Implications for Training, Evaluation, and Dataset Design

This work articulates that language-prior dominance in VLMs is not a transient artifact but an emergent failure mode driven by entrenched training imbalances and dataset pathologies. The foundational cause is the extreme asymmetry between massive text-only pretraining and relatively minuscule modality-aligned data. Even with explicit visual grounding instructions, familiar textual prompt structures can trigger blind linguistic pathways, analogous to adversarial backdoor attacks.

This failure manifests practically through:

  • Inflated benchmark results that mask poor visual grounding
  • Benchmark contamination and overfitting, as memorized linguistic correlations persistently override visual evidence
  • Intractability of manual dataset curation for true visual dependency, given scalability and contamination concerns

Critically, the findings question the validity of current benchmarks as arbiters of multimodal understanding.

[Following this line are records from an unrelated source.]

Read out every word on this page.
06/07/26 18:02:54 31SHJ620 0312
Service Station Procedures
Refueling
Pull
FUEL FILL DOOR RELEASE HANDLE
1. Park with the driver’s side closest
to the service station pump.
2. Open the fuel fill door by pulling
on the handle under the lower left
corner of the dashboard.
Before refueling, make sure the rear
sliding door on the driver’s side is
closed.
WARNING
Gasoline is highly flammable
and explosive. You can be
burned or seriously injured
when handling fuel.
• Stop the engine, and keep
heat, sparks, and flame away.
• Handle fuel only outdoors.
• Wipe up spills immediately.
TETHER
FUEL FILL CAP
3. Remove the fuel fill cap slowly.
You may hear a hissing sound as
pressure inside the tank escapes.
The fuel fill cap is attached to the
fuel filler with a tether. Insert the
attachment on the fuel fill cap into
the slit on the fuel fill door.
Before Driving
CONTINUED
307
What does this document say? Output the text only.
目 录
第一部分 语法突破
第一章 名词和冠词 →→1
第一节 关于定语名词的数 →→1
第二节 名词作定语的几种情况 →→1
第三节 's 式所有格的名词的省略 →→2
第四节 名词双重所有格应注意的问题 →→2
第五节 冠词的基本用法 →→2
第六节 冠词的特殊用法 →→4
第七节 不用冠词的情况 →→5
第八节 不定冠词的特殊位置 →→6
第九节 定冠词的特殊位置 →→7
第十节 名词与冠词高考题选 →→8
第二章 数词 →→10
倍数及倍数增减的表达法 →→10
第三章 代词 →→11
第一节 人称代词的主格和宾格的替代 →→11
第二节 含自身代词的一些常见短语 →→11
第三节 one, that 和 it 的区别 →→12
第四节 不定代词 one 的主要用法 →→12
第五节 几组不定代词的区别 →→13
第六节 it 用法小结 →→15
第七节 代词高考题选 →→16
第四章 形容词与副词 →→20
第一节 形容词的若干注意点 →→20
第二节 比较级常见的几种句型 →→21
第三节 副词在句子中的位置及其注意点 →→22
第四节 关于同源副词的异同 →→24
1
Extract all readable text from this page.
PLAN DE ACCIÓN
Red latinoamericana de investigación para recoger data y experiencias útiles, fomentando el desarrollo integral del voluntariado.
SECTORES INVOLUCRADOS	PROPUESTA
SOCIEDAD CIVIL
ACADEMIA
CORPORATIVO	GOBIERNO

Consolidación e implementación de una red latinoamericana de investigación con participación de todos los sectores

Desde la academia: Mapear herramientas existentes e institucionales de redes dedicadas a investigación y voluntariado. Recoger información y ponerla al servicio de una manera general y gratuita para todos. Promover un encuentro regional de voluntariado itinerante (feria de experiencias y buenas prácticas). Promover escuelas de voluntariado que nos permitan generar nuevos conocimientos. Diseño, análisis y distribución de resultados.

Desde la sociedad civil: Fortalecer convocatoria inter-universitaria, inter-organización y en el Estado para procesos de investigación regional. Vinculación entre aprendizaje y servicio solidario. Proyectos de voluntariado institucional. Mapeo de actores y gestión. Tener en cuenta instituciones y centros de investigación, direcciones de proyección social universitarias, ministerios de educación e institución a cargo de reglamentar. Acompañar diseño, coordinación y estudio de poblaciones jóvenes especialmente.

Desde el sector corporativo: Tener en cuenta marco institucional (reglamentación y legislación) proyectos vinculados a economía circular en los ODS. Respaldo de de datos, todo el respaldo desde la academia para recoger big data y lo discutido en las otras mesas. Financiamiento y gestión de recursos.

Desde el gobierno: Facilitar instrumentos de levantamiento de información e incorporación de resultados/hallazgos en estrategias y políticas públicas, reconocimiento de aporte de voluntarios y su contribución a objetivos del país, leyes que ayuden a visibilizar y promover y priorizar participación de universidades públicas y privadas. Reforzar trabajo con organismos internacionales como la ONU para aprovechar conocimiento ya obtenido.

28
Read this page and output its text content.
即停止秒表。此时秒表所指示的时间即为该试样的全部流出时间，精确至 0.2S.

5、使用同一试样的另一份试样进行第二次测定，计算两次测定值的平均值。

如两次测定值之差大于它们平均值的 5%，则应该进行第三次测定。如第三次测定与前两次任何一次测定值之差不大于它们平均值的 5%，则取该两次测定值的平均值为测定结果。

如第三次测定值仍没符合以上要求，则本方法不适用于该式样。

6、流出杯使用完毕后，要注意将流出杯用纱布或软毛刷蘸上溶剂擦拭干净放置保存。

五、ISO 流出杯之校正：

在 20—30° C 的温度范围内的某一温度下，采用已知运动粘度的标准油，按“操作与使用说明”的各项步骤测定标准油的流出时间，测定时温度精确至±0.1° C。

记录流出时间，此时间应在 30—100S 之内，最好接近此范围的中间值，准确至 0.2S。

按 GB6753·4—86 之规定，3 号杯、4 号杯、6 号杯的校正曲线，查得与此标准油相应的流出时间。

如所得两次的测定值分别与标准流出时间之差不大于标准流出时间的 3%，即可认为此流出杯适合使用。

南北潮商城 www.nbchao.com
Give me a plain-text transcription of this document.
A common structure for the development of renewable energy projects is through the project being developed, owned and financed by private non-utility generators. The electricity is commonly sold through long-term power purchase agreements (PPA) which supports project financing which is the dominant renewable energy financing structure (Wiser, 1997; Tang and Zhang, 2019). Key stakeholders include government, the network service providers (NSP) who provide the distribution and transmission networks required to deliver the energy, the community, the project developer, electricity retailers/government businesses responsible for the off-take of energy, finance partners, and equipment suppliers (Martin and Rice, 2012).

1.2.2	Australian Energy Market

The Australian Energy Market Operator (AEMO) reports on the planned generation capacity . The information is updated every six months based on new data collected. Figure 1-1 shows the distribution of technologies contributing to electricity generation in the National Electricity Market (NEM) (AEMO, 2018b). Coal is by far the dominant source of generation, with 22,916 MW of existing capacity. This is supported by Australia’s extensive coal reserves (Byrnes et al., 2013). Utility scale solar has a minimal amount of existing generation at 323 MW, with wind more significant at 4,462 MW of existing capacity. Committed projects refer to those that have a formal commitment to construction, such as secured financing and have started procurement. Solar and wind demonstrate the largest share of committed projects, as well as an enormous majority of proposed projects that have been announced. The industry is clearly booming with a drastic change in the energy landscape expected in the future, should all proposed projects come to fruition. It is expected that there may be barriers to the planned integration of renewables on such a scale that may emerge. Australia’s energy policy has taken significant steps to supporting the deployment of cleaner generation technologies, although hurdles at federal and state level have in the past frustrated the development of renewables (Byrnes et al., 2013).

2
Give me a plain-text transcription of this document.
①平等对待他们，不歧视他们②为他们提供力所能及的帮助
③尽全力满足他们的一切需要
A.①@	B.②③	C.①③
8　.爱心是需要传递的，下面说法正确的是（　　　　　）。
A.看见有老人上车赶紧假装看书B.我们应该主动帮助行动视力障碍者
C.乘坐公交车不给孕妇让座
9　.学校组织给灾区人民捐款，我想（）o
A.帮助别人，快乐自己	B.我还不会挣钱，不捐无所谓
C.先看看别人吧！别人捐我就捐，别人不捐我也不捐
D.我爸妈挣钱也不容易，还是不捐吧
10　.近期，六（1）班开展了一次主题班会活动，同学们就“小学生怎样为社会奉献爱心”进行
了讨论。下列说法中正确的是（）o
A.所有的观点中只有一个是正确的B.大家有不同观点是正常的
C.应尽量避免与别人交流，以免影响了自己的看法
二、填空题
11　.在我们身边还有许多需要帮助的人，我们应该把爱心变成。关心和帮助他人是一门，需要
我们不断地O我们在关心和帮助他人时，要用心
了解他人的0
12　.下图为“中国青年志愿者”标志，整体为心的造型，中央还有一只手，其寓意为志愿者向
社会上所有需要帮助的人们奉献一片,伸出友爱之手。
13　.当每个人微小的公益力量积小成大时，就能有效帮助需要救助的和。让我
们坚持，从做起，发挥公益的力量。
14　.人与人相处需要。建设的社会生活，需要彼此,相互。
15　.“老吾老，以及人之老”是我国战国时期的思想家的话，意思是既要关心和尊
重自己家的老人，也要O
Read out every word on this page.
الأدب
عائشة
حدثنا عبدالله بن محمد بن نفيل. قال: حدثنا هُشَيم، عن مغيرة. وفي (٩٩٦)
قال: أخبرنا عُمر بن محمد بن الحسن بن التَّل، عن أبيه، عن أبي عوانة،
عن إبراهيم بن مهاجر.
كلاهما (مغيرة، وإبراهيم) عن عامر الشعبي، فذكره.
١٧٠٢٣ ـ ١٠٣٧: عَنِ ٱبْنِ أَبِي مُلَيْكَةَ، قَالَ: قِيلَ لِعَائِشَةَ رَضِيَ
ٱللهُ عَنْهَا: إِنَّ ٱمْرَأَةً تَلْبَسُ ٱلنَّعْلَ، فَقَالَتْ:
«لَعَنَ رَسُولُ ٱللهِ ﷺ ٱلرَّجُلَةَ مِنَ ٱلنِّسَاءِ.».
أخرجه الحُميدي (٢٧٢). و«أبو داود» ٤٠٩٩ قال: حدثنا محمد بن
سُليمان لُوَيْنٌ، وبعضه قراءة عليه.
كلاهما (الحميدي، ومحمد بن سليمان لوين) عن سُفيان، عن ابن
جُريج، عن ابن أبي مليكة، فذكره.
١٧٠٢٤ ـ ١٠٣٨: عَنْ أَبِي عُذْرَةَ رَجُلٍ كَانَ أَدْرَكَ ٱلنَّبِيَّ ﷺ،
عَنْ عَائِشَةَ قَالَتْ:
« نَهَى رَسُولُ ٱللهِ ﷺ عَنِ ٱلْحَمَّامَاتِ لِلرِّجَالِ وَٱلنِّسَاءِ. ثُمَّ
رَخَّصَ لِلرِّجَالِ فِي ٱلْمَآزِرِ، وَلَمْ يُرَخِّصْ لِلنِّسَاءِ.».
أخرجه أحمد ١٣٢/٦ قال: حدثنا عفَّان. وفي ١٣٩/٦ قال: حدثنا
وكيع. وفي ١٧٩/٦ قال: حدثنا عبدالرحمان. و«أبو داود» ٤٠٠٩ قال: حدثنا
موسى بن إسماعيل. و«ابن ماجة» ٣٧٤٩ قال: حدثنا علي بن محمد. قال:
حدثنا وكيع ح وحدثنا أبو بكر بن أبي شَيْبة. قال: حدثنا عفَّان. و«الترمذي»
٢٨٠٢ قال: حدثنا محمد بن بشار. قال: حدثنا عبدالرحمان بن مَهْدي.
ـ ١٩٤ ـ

Outlook: Directions for Robust Multimodal Modeling

Given the evidence for distributed, multi-stage routing failures and evaluation vulnerabilities, future progress mandates:

  • Structurally decoupled training data: Training distributions must be designed such that completions and prompts are uncorrelated unless visual evidence is processed.
  • Dynamically constructed or counterfactual benchmarks: Evaluation frameworks must ensure that the solution requires authentic visual grounding, ideally via structurally isolated, synthetic, or adversarially constructed data.
  • Layer-wise and causal interpretability: Development and deployment of diagnostic tools similar to the ones introduced are necessary to audit and maintain genuine cross-modal routing during pretraining, finetuning, and inference.

Conclusion

"Diagnosing Visual Ignorance in Vision-LLMs" provides a rigorous structural and behavioral account of how and why VLMs fail to appropriately utilize visual inputs. The demonstrated layer-wise dynamics and high rates of text-prior invariance under visual corruption reveal both model-internal failures and external evaluation pitfalls. Systematic decoupling of linguistic and visual information in both training and evaluation is essential to enforce genuine multimodal reasoning. These insights establish stringent requirements for future dataset construction, evaluation, and model interpretability in the domain of multimodal foundation models.